We are not built to carry around a load of guilt.
So we automatically try to atone for it.
To get rid of it.
To pass it off.
Some people carry it around in their bodies and minds, it affects their entire personality and life.
Others put it into a bag and dump it on someone else.
It is Adam and Eve hiding themselves from God in the garden.
“I heard your voice and I was afraid”.
Why?
Because I am guilty.
I have done what I was not supposed to do.
It’s Adam saying “The woman You gave me, she gave me and I ate.”
It’s Eve saying “The serpent deceived me and I ate.”
What we need is a God encounter.
Something that forces our guilt from the dark closet of our life and causes us to deal with it before God.
Remember King David’s greatest failure.
He had an adulterous affair with a woman who was not his wife.
Then when evidence of the affair, reaping what was sown, was about to happen.
He attempted to cover it up.
First by bringing her husband home, then by having the husband placed on the front lines of battle so death was certain.
Think about how God dealt with David.
We need a “You are the one!” moment.
Sin is not something remote and far removed from us.
It sits in this room… among hurting people.
The unbeliever struggles with sin.
The saint struggles with sin.
We all struggle with the failure of sin.
But, there is a remedy offered.
The by-product of preaching and the word of God is the realization that we are guilty.
We are forced to look in the mirror… the calling of sin as sin.
Rational guilt is deserved.
Redemptive grace resolves rational guilt.
In a word, we all are guilty.
But there is a remedy.
The Grace of God.
Grace of God that brings salvation appeared to all men.
Faith.
Through Jesus Christ we have access by faith into this grace.
Obedience.
It is not just grace and faith, but obedience also.
We must obey the gospel.
What is the gospel?
Death, burial and resurrection of Jesus Christ.
We must apply the gospel.
We die with Him in repentance.
We are buried with Him in baptism in His name.
Resurrected through the power of the Holy Spirit.
Altar Music
Acts 2 shows us that it is not some abstract theology hung out there somewhere...
What sound?
The sound of the people speaking in tongues.
What does this speaking in tongues mean?
Peter begins to bring home his message.
whom you crucified.
It becomes personal… the sin you have done.
Having that physical relationship outside the covenant of marriage.
The lie you told the employer so you could benefit.

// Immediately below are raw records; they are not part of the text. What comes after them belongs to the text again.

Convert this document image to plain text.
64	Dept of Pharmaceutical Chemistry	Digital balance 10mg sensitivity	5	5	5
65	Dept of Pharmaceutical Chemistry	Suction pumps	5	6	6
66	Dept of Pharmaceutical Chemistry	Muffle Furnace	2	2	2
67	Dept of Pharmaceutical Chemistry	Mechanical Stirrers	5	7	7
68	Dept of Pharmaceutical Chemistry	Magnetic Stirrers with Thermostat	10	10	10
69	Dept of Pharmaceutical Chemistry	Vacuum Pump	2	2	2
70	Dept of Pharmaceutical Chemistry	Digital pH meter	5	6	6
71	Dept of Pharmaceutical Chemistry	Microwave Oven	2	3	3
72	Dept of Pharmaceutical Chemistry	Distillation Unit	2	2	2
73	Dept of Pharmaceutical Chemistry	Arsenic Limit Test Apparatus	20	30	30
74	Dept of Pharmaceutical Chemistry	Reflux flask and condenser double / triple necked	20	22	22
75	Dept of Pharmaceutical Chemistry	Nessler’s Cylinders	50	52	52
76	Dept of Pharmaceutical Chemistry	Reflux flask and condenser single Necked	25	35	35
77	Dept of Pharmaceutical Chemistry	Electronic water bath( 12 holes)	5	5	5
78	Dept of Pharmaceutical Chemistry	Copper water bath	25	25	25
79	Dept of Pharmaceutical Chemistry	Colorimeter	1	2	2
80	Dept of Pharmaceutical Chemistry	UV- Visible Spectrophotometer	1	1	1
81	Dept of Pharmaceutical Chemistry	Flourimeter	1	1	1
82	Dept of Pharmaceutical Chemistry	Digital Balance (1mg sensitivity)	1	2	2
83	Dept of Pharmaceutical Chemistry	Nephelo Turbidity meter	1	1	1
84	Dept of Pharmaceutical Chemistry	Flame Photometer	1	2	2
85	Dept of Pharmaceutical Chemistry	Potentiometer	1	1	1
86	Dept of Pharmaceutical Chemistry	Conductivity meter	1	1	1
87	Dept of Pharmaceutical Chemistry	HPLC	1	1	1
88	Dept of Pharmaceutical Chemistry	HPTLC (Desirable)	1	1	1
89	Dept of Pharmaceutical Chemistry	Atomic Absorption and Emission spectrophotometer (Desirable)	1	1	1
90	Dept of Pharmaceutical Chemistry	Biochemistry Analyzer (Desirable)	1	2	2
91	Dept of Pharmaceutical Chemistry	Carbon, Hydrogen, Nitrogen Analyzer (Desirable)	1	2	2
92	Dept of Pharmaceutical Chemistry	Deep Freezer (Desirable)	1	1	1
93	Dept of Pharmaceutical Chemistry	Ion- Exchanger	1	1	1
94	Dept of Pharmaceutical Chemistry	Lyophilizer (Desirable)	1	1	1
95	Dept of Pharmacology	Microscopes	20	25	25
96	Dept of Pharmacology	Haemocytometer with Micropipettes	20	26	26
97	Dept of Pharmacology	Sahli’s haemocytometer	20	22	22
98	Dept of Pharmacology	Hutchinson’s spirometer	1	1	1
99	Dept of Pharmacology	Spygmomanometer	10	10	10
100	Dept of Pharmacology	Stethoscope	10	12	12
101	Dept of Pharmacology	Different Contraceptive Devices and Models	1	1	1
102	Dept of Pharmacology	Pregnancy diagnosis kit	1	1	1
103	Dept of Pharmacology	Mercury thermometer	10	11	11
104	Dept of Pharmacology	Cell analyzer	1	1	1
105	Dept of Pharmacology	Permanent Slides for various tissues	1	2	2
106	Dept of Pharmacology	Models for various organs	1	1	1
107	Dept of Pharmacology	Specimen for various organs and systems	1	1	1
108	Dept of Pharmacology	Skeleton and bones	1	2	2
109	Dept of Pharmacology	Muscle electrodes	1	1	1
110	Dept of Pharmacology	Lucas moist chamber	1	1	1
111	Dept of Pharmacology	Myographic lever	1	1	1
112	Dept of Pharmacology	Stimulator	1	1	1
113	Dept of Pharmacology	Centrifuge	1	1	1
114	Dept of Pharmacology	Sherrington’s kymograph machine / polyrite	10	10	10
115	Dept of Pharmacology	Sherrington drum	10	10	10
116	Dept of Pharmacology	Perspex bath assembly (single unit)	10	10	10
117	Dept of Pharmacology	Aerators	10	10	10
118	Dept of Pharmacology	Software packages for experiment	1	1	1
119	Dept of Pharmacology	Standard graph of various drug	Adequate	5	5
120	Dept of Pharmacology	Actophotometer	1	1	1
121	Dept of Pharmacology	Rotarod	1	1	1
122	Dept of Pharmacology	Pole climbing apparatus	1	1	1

The drunken stupor of your life.
Ok, ok!
I am guilty!
Now what?
What can be done?
There is a remedy by God’s grace.
The obedience of faith, Repentance, baptism in the name of Jesus Christ, the promise…the gift of the Holy Spirit.
The same experience as those who were in the upper room in verses 1-4.
I believe God wants to forgive someone of sin today!
I believe God wants to wash someones sins away in the waters of baptism in His name.
I believe if some one who has not received the baptism of the Holy Spirit wants it and asks today… God will fill you with the Holy Spirit and you will begin to speak in tongues as the Spirit gives the utterance just like in Acts 2.